Pizza is undoubtedly one of our favourite take out foods. However, it has also become a very difficult food to digest due to the combination of refined wheat, sugary sauces, contaminated cheeses, and nitrate filled meats. It’s time to make a healthy pizza, and we start with the crust and move our way to the toppings.
We don’t want to give up pizza…but we can’t continue to eat it the way it is typically prepared and expect our body to feel good about it. The good news is pizza can still be as good as you remember it by making a few simple switches so that your ingredients are not as harmful to your gut. We start with an easier digestible grain in quinoa, and substitute the toppings with something a bit more nourishing, while still remaining delicious.
- Good quality blender
- 12 inch skillet
- 1 cup quinoa (cover with enough water to soak)
- 1/4 grapeseed oil or olive oil
- 1/2 cup filtered water
- 1/2 tsp sea salt
- 1/2 tsp garlic powder
- 1/2 tsp italian seasoning
- 1 cup sun-dried tomatoes, soaked for 2 hours and drained
- 1 medium tomato
- 3 tbsp cold pressed olive oil
- 2 large pitted dates
- 1 clove garlic
- 1 tsp salt
- 1 tsp italian dressing
- 1/2 tsp ground black pepper
- Place quinoa in bowl and put in enough water to cover.
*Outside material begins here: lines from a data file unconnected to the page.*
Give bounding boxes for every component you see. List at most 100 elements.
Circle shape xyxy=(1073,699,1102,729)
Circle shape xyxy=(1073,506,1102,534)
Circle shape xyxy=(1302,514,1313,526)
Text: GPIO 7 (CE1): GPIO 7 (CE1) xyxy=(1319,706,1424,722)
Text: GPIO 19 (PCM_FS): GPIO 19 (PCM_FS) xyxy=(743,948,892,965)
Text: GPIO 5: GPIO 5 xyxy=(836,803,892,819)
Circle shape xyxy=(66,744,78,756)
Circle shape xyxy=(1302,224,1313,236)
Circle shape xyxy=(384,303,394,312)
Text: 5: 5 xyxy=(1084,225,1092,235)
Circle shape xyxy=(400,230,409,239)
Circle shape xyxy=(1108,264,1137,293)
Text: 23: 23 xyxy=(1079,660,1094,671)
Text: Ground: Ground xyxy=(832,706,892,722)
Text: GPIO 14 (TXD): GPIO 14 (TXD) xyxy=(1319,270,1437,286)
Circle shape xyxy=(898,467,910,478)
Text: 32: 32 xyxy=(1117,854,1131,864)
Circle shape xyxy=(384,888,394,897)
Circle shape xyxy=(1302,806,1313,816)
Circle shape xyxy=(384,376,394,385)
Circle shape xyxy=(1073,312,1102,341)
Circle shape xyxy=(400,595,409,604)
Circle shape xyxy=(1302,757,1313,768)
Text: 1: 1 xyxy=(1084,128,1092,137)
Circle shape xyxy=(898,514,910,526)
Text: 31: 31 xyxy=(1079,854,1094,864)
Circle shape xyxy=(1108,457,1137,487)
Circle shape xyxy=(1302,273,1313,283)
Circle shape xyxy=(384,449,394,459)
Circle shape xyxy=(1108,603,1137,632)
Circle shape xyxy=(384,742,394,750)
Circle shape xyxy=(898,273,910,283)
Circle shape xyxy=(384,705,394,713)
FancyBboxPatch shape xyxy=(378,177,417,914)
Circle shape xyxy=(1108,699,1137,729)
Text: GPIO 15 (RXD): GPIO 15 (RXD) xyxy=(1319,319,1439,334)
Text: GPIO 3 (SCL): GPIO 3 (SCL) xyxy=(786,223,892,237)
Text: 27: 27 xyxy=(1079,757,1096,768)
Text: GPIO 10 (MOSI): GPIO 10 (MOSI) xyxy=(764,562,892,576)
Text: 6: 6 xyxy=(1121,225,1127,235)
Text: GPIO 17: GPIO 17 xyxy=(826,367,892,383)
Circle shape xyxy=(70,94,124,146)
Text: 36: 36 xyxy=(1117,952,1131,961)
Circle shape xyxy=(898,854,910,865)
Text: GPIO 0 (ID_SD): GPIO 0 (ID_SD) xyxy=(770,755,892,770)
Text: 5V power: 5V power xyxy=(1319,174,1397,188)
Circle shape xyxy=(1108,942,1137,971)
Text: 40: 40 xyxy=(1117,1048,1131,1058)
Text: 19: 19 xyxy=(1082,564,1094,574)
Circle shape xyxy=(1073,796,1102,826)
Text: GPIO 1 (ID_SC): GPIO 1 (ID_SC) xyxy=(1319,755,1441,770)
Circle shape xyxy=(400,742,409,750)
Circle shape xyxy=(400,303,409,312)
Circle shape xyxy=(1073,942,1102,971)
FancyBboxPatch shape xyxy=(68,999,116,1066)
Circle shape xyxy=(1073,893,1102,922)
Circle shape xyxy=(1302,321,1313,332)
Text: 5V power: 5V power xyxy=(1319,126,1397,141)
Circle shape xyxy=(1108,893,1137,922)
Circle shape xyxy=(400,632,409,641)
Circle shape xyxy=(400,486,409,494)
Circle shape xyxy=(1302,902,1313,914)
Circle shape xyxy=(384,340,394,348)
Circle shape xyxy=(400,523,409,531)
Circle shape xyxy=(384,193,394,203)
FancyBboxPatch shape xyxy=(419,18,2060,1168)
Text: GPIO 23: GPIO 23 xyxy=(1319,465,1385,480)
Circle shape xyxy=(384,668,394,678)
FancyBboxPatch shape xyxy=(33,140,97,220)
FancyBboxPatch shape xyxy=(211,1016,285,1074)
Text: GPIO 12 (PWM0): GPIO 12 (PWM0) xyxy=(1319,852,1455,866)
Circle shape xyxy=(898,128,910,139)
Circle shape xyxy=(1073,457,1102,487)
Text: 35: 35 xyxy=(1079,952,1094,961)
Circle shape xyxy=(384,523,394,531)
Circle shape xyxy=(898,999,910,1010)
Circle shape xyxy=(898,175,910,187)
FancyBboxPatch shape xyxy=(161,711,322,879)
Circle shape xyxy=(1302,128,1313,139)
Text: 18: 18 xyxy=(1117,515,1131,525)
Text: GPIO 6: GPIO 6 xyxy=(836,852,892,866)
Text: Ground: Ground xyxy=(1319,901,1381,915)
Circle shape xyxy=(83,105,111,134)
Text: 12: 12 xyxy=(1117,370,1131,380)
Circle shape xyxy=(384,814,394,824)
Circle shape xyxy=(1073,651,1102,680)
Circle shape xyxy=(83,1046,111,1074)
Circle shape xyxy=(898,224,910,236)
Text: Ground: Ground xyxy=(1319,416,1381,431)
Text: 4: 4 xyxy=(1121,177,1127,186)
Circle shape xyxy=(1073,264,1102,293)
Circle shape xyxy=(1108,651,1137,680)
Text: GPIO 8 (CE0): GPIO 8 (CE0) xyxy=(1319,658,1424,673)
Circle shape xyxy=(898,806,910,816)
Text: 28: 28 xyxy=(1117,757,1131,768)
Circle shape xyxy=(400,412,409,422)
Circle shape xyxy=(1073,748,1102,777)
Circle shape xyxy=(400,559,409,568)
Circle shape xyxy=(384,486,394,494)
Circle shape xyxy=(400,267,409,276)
Let it soak for 8 hours.
- Preheat oven to 450F. Take large, 12 inch skillet and brush with oil. Place in oven to preheat.
- Drain quinoa and rinse thoroughly, then place in blender.
- Add most of water and seasonings and blend. Add more water as needed until batter resembles that of pancakes.
- Once oven is heated, pull out skillet and pour the batter onto it and quickly spread it out evenly across the bottom. Place back in oven and bake for 10 minutes or until underside is well browned and starting to crisp.
- Use large spatula and carefully flip the crust.
- Bake for another 10 minutes, and pull out of oven.
- Place all ingredients into high speed blender, and blend until smooth.
- Add sauce to top of pizza crust and spread evenly with spatula.
- Add veggies, and organic chicken breast, if desired.
- Add daiya, feta, or goat cheese on top, if desired.
- Put back in oven for additional 5-7 minutes, or until cheese is melted.
- If you make a number of pizza crusts in advance, this healthy pizza recipe can be enjoyed in a matter of minutes, at lunch or dinner.